A class can include several modules within the class definition. However, a problem exists when a class includes multiple modules that contain a method of the same name. Since the class will have access to both of these methods, unexpected behavior may occur when a call is made to a method with an ambiguous name.
Let’s look at a few examples!
Examples
1. Method Name Conflict
In the following example, we have the class Zap. This class includes the module Foo and the module Test. Both modules contain a method named bar.
module Foo def bar "hello" end end module Test def bar "goodbye" end end class Zap include Foo include Test end
If a call is made to Zap's bar method, the caller is unsure whether the result will be "hello" or "goodbye".
z = Zap.new puts z.bar
The result of this call is:
goodbye
This is because Ruby will first search the last module included, and continue in a descending order until it finds a method with that name. Since in this case, Test was the last module included, its method was the one invoked. The method that is invoked may not be the method that the caller expected to run. Therefore, precaution should be taken to eliminate ambiguity.
2. Using Namespaces to Avoid Conflict
Using namespaces within the modules will make the method names unique and help disambiguate any conflicts. The namespace is created simply by prefixing the method name with the module name and a period (i.e., Module.method).
Let's modify the previous example to include namespaces.
module Foo def Foo.bar #the method name is qualified "hello" end end module Test def Test.bar #the method name is qualified "goodbye" end end class Zap include Foo include Test
Zap class defines a method named bar, and makes a call to both bar methods in Foo and Test.
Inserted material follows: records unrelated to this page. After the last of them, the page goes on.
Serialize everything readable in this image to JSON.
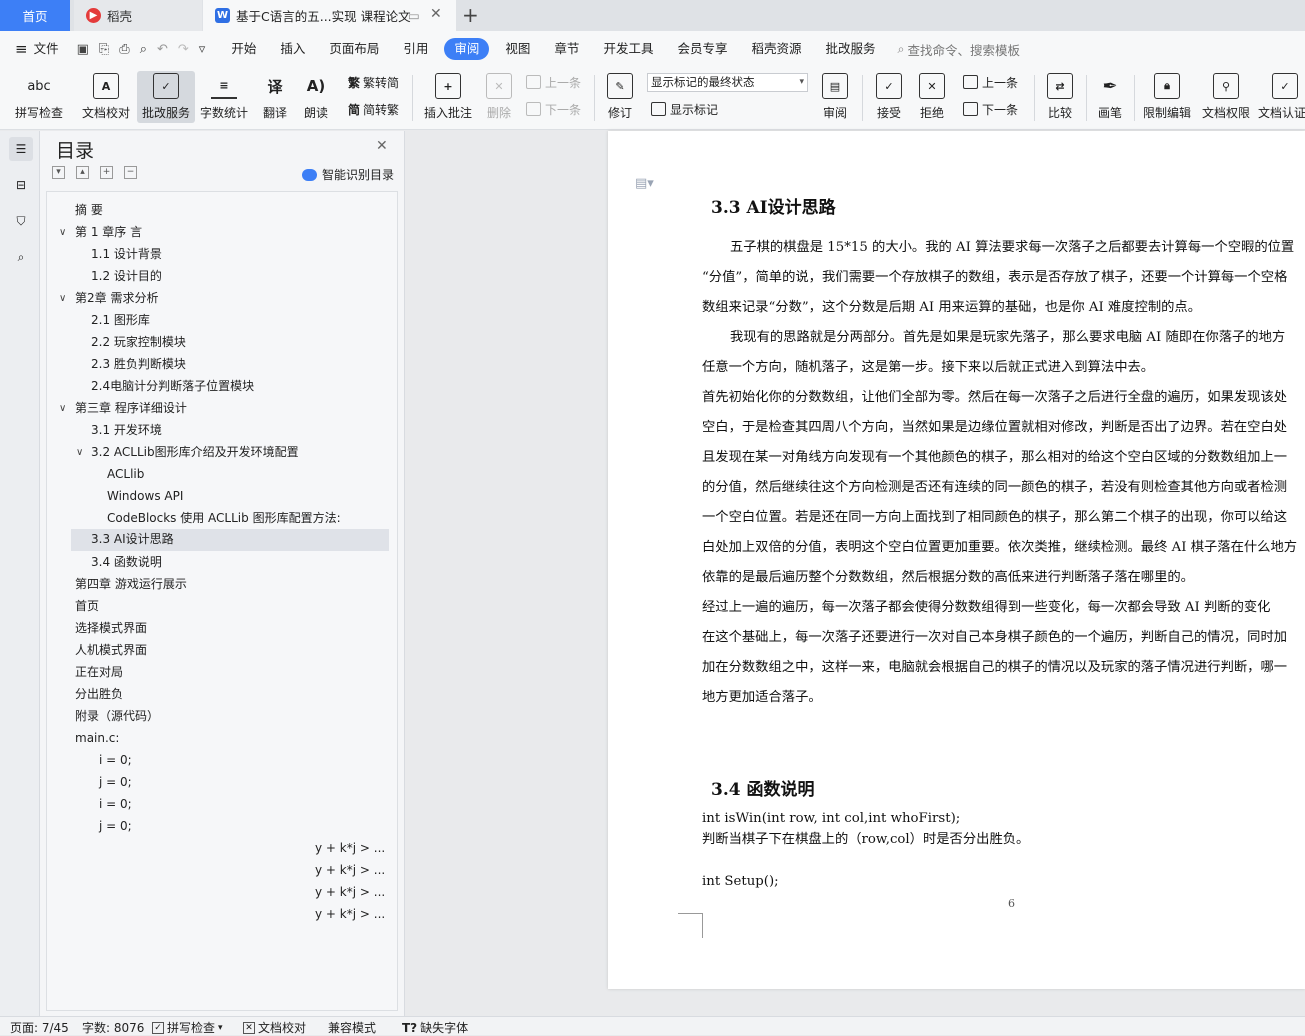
{
  "tabs": {
    "home": "首页",
    "daoke": "稻壳",
    "doc": "基于C语言的五...实现 课程论文"
  },
  "menu": [
    "文件",
    "开始",
    "插入",
    "页面布局",
    "引用",
    "审阅",
    "视图",
    "章节",
    "开发工具",
    "会员专享",
    "稻壳资源",
    "批改服务"
  ],
  "search": {
    "placeholder": "查找命令、搜索模板"
  },
  "ribbon": {
    "spell": "拼写检查",
    "proof": "文档校对",
    "grading": "批改服务",
    "wordcount": "字数统计",
    "translate": "翻译",
    "read": "朗读",
    "t2s": "繁转简",
    "s2t": "简转繁",
    "insert_comment": "插入批注",
    "delete": "删除",
    "prev": "上一条",
    "next": "下一条",
    "track": "修订",
    "markup_select": "显示标记的最终状态",
    "show_markup": "显示标记",
    "review": "审阅",
    "accept": "接受",
    "reject": "拒绝",
    "prev2": "上一条",
    "next2": "下一条",
    "compare": "比较",
    "pen": "画笔",
    "restrict": "限制编辑",
    "doc_rights": "文档权限",
    "doc_cert": "文档认证"
  },
  "nav": {
    "title": "目录",
    "smart": "智能识别目录"
  },
  "toc": [
    "摘  要",
    "第 1 章序  言",
    "1.1  设计背景",
    "1.2  设计目的",
    "第2章  需求分析",
    "2.1  图形库",
    "2.2  玩家控制模块",
    "2.3  胜负判断模块",
    "2.4电脑计分判断落子位置模块",
    "第三章  程序详细设计",
    "3.1  开发环境",
    "3.2 ACLLib图形库介绍及开发环境配置",
    "ACLlib",
    "Windows API",
    "CodeBlocks 使用 ACLLib 图形库配置方法:",
    "3.3 AI设计思路",
    "3.4  函数说明",
    "第四章  游戏运行展示",
    "首页",
    "选择模式界面",
    "人机模式界面",
    "正在对局",
    "分出胜负",
    "附录（源代码）",
    "main.c:",
    "i = 0;",
    "j = 0;",
    "i = 0;",
    "j = 0;",
    "y + k*j > ...",
    "y + k*j > ...",
    "y + k*j > ...",
    "y + k*j > ..."
  ],
  "doc": {
    "h33": "3.3 AI设计思路",
    "lines": [
      "五子棋的棋盘是 15*15 的大小。我的 AI 算法要求每一次落子之后都要去计算每一个空暇的位置",
      "“分值”，简单的说，我们需要一个存放棋子的数组，表示是否存放了棋子，还要一个计算每一个空格",
      "数组来记录“分数”，这个分数是后期 AI 用来运算的基础，也是你 AI 难度控制的点。",
      "我现有的思路就是分两部分。首先是如果是玩家先落子，那么要求电脑 AI 随即在你落子的地方",
      "任意一个方向，随机落子，这是第一步。接下来以后就正式进入到算法中去。",
      "首先初始化你的分数数组，让他们全部为零。然后在每一次落子之后进行全盘的遍历，如果发现该处",
      "空白，于是检查其四周八个方向，当然如果是边缘位置就相对修改，判断是否出了边界。若在空白处",
      "且发现在某一对角线方向发现有一个其他颜色的棋子，那么相对的给这个空白区域的分数数组加上一",
      "的分值，然后继续往这个方向检测是否还有连续的同一颜色的棋子，若没有则检查其他方向或者检测",
      "一个空白位置。若是还在同一方向上面找到了相同颜色的棋子，那么第二个棋子的出现，你可以给这",
      "白处加上双倍的分值，表明这个空白位置更加重要。依次类推，继续检测。最终 AI 棋子落在什么地方",
      "依靠的是最后遍历整个分数数组，然后根据分数的高低来进行判断落子落在哪里的。",
      " 经过上一遍的遍历，每一次落子都会使得分数数组得到一些变化，每一次都会导致 AI 判断的变化",
      "在这个基础上，每一次落子还要进行一次对自己本身棋子颜色的一个遍历，判断自己的情况，同时加",
      "加在分数数组之中，这样一来，电脑就会根据自己的棋子的情况以及玩家的落子情况进行判断，哪一",
      "地方更加适合落子。"
    ],
    "h34": "3.4  函数说明",
    "code1": "int isWin(int row, int col,int whoFirst);",
    "desc1": "判断当棋子下在棋盘上的（row,col）时是否分出胜负。",
    "code2": "int Setup();",
    "page_no": "6"
  },
  "status": {
    "page": "页面: 7/45",
    "words": "字数: 8076",
    "spell": "拼写检查",
    "proof": "文档校对",
    "compat": "兼容模式",
    "missing_font": "缺失字体"
  },
  "colors": {
    "accent": "#3d7ff6",
    "selected": "#dfe2e8"
  }
}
However, if the programmer knew for sure that any call to the bar method should invoke only one of the modules, this could be handled here by only calling the module of choice.
def bar puts Foo.bar puts Test.bar end z = Zap.new puts z.bar
This will produce:
Hello Goodbye
3. Using Aliases to Avoid Conflict
An alternative to using namespaces is to use alias to disambiguate method names in different modules. Again, looking at the first example, we have modified it to show the use of aliases.
module Foo def bar "hello" end end module Test def bar "goodbye" end end
In the Zap class, we define two aliases, one for Foo's bar method and another for Test's bar method. The alias syntax is alias :new_name :old_name. So, to disambiguate, we first include Foo, and give an alias to its bar method. Then include Test and give an alias to its bar method.
class Zap include Foo alias :Foo_bar :bar include Test alias :Test_bar :bar end
The caller then can make a call to the new method names defined by the aliases to choose exactly which call they want to make.
z = Zap.new puts z.Foo_bar puts z.Test_bar
The result of this call is:
hello goodbye
Note: A call to z.bar would react the same way as shown in example one, with the result being a call to the last module included.
Conclusion
As illustrated in the examples, there are at least two ways to ensure that your class runs as expected even when using modules with method name conflicts.
The two approaches are:
- using namespaces
- using aliases
With namespaces, the class controls what module will be invoked. However, with aliases, the caller controls what will be invoked. These two approaches have their advantages and disadvantages.
An advantage of using namespaces is that the logic that the programmer envisions is captured in the code. For example, the programmer may only be interested in Foo's bar method and not Test's bar method. This can be controlled by internally making the call to Foo.bar anytime the class's bar method is invoked. By the same token, this causes less flexibility, which is a disadvantage.
When using aliases, the caller is more in control. The caller can leverage the fact that the class it is calling has access to the bar method of two different modules, thus providing more power and flexibility. However, the disadvantage of this is that the caller must know the internals of the class it is calling. It must know which aliased method calls what module, and also what that module's method does.
In our opinion, using namespaces is the more efficient object-oriented (OO) design approach. Encapsulation is an important OO concept, and taxing the caller to research the internals of the code, while powerful, is inefficient.